Ebru DENETMİŞ
07/12/2024
02:27
. . . . .
Kulaklarımı dolduran kapı sesiyle gözlerimi hızla açtım.
Ve karşımda Pamira'yı buldum.
"Şey... Ben odaları karıştırdım da çok özür dilerim. "
Yavaşça kalktım ve yatakta oturur pozisyona geldim. Sanırım bu Mira'ydı çünkü Pamira olsaydı özür dilemezdi büyük ihtimalle.
"Hayır hayır sorun değil"
Gülümsedi.
"Şey ben çıkayım. "
Başımı salladığımda odadan çıkmıştı çoktan.
Mira çıktığında saate baktığımda saatin 05:00 olduğunu gördüm. Uykum kaçtığı için ben de kalan bir kaç işimi tamamlamaya koyulmuştum. Bir kaç evrakla işim bittiğinde çekmeceye koyduğum kağıtları aldım ve hepsini masanın üzerine dizdim.
Sadece dışına bakmamalı içini görmelisin.
Gördüğünde ise bedelini ödemelisin, kopardığı kıyametin.

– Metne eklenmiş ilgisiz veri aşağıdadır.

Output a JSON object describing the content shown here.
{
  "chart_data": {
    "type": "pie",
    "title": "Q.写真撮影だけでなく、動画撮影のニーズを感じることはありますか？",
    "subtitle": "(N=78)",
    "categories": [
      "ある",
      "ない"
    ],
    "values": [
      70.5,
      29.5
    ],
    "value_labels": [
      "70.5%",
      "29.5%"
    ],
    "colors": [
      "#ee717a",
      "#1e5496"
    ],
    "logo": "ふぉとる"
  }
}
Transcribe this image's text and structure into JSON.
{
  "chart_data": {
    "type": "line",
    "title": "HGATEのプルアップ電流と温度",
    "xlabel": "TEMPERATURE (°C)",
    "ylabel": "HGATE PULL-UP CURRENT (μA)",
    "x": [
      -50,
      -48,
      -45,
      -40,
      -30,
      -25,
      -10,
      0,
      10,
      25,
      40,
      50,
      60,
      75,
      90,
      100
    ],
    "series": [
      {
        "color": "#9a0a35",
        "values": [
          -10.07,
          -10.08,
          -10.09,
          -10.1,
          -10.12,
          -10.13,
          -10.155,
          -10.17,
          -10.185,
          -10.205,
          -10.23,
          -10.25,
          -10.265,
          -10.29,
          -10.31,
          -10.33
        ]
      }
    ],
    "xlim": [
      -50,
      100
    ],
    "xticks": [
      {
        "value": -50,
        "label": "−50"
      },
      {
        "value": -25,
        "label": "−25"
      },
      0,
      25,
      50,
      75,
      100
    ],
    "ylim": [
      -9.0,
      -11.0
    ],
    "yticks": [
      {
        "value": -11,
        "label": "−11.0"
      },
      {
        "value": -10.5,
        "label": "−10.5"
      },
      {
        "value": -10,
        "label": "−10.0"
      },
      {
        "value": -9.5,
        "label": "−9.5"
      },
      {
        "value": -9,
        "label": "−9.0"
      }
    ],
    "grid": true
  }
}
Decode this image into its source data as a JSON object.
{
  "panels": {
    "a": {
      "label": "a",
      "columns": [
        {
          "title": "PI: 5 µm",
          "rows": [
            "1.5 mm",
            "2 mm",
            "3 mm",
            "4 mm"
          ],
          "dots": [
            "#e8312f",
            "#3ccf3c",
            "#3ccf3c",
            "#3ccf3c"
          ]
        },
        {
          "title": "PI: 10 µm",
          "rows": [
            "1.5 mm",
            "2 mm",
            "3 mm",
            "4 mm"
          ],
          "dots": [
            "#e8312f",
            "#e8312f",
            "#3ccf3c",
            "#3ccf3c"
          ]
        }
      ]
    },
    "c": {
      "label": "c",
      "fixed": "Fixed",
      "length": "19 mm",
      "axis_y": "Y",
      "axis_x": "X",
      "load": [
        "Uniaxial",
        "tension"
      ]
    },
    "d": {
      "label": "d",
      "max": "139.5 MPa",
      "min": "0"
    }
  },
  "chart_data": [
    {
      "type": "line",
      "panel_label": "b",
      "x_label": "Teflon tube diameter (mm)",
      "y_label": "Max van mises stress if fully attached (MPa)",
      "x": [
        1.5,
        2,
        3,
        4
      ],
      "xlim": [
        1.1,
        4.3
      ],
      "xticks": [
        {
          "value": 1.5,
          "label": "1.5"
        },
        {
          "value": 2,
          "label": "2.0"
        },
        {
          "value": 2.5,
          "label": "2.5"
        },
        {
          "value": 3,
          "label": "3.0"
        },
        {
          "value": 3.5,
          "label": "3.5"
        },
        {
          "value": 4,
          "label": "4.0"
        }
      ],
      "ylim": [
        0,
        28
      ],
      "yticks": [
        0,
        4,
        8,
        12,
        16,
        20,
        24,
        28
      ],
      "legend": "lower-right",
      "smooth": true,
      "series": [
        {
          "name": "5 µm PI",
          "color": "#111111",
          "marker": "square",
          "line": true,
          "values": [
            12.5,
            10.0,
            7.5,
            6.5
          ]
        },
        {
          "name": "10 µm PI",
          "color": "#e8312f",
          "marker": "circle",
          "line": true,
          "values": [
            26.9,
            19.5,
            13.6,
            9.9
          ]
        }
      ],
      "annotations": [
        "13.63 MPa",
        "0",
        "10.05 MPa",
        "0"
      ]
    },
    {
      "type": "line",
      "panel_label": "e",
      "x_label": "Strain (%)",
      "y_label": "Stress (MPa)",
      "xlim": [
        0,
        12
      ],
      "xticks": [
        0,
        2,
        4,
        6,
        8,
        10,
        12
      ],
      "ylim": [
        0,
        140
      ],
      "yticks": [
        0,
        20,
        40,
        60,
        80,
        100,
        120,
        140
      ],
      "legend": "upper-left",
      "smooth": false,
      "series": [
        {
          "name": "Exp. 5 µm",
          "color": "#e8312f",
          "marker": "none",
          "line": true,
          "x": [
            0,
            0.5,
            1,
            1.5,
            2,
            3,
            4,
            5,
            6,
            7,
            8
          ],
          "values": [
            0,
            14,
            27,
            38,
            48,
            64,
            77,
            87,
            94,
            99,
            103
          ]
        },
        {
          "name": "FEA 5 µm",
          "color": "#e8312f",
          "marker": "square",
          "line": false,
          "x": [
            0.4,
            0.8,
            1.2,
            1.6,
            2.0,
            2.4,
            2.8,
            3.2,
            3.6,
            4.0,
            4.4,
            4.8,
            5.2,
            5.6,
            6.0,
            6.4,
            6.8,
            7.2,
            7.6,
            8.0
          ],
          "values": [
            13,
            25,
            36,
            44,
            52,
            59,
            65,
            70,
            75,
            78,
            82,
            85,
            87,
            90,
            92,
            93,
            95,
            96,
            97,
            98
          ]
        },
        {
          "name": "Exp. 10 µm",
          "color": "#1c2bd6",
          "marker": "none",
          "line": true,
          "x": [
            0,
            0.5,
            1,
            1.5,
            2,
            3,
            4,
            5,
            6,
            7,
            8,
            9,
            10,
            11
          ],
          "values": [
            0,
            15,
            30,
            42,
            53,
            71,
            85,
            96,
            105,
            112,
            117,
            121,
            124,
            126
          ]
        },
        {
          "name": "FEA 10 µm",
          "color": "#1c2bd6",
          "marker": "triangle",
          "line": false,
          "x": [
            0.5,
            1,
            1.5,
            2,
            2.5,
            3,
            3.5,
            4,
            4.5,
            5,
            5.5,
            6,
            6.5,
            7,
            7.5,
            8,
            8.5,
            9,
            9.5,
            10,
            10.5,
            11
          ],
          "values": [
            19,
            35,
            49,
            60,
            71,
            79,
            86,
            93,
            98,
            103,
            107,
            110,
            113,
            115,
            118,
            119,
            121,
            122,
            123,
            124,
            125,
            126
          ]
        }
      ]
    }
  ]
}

Her an yakalayabilir sizi şeytan görünümlü bir fani,
Faniler yapacağı hareketi iki kez düşünmeli.
Bilmelisiniz ki derinleşmek üzere bu kuyu.
Kuyu'nun sahibi şeytanın kuyruğu.
*****
Güveneceğin insanları iki kez düşünmelisin,
Güvendiğin de ise devamını getirmelisin başladığın işin.
Şeytan yavaşça yaklaşıyor bırakmaya hazır olduğun eli tutmak için.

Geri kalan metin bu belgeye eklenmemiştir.